The vaginal and perineal pain of the end of labor is parietal or somatic pain. Parietal pain is sharp and well localized. The parietal pain impulses of crowning and birth are transmitted to the spinal cord through the spinal nerves of the sacral vertebrae and thence to the brain.

An epidural blocks the visceral pain of labor by “numbing” the nerves that transmit the pain to the spinal cord. The parietal pain of labor can be eliminated by “numbing” the spinal nerves that transmit the pain or, in the case of local anesthesia, by “numbing” the nerves located where the pain begins.

The key point is that the two types of labor pain are exactly the same as the two types of pain that can occur in other parts of the body. The nerve impulses are the same, they travel to the spinal cord on similar pathways, and they are sent to the brain in exactly the same way. They can also be abolished in exactly the same way.

Therefore, to understand why the “if only” school of management is wrong, not only in their understanding of pain, but also in their claims about what can and cannot “cause” pain, it helps to apply their claims to other forms of pain.
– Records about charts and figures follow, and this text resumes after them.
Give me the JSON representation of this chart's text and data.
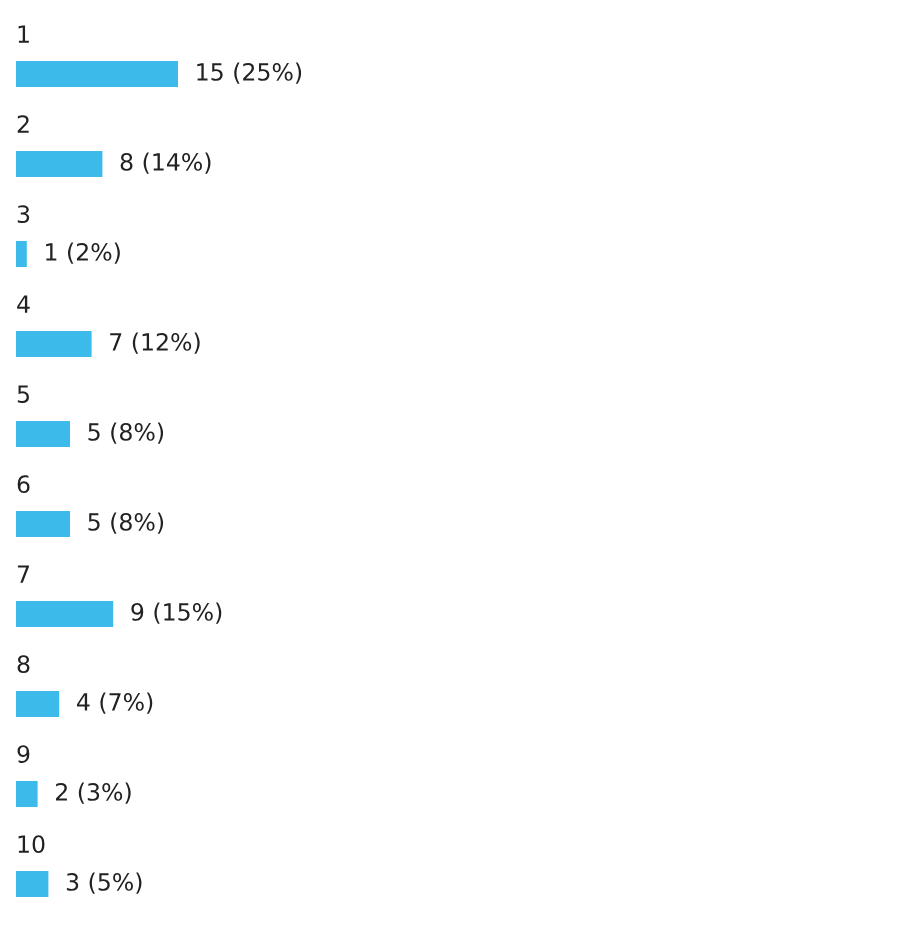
{
  "chart_data": {
    "type": "bar",
    "orientation": "horizontal",
    "categories": [
      "1",
      "2",
      "3",
      "4",
      "5",
      "6",
      "7",
      "8",
      "9",
      "10"
    ],
    "values": [
      15,
      8,
      1,
      7,
      5,
      5,
      9,
      4,
      2,
      3
    ],
    "color": "#3cbbea",
    "value_labels": [
      "15 (25%)",
      "8 (14%)",
      "1 (2%)",
      "7 (12%)",
      "5 (8%)",
      "5 (8%)",
      "9 (15%)",
      "4 (7%)",
      "2 (3%)",
      "3 (5%)"
    ],
    "legend": false
  }
}
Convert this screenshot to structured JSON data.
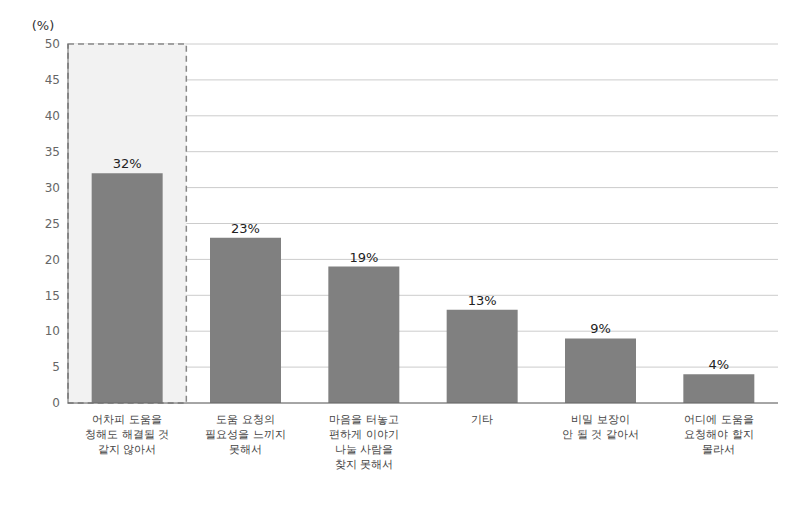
{
  "chart_data": {
    "type": "bar",
    "y_label": "(%)",
    "categories": [
      "어차피 도움을\n청해도 해결될 것\n같지 않아서",
      "도움 요청의\n필요성을 느끼지\n못해서",
      "마음을 터놓고\n편하게 이야기\n나눌 사람을\n찾지 못해서",
      "기타",
      "비밀 보장이\n안 될 것 같아서",
      "어디에 도움을\n요청해야 할지\n몰라서"
    ],
    "values": [
      32,
      23,
      19,
      13,
      9,
      4
    ],
    "value_labels": [
      "32%",
      "23%",
      "19%",
      "13%",
      "9%",
      "4%"
    ],
    "data_labels": true,
    "color": "#808080",
    "ylim": [
      0,
      50
    ],
    "yticks": [
      0,
      5,
      10,
      15,
      20,
      25,
      30,
      35,
      40,
      45,
      50
    ],
    "grid": true
  }
}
Consider gall bladder pain, a classic form of visceral pain that occurs when the gall bladder attempts to squeeze out bile but cannot because the duct is blocked by gallstones. Would a patient in the midst of a gall bladder “attack” have less pain if only she were more knowledgeable about gall bladder attacks? If she hadn’t been socialized to believe that gall bladder attacks are painful? If only she had eaten right and exercised? If only she had better support? If only she hadn’t had an IV and/or electronic blood pressure monitoring? The answers of course are no, no, no, no and no.

And why are all the answers “no”? Because gall bladder pain arises from the contractions of the gall bladder attempting to push out a gallstone, is transmitted to the spinal nerves and thence to the brain. The pain impulses from a gall bladder attack aren’t modified by knowledge, socialization, diet and exercise, nursing support or the presence of basic medical safety measures. There’s no reason to expect that they would be modified by these factors. Similarly, there’s no reason to expect that labor pain would be modified by these factors, either.

How about parietal pain? Consider pain from a broken bone, and ask the same questions. The answers will be “no” once again and for exactly the same reason. Just like knowledge, socialization, diet and exercise, nursing support or the presence of basic medical safety measures would not be expected to modify the pain of a broken bone, they cannot be expected to modify the pain of crowning and birth, either.

So why does childbirth hurt? Because of the pain! The pain that is produced by nerve signals, transmitted to the spinal cord, and carried to the brain in exactly the same way as visceral and parietal pain from any other part of the body.

There is no scientific basis for the claims of the “if only” school of childbirth pain. It’s just another attempt to render women’s needs invisible.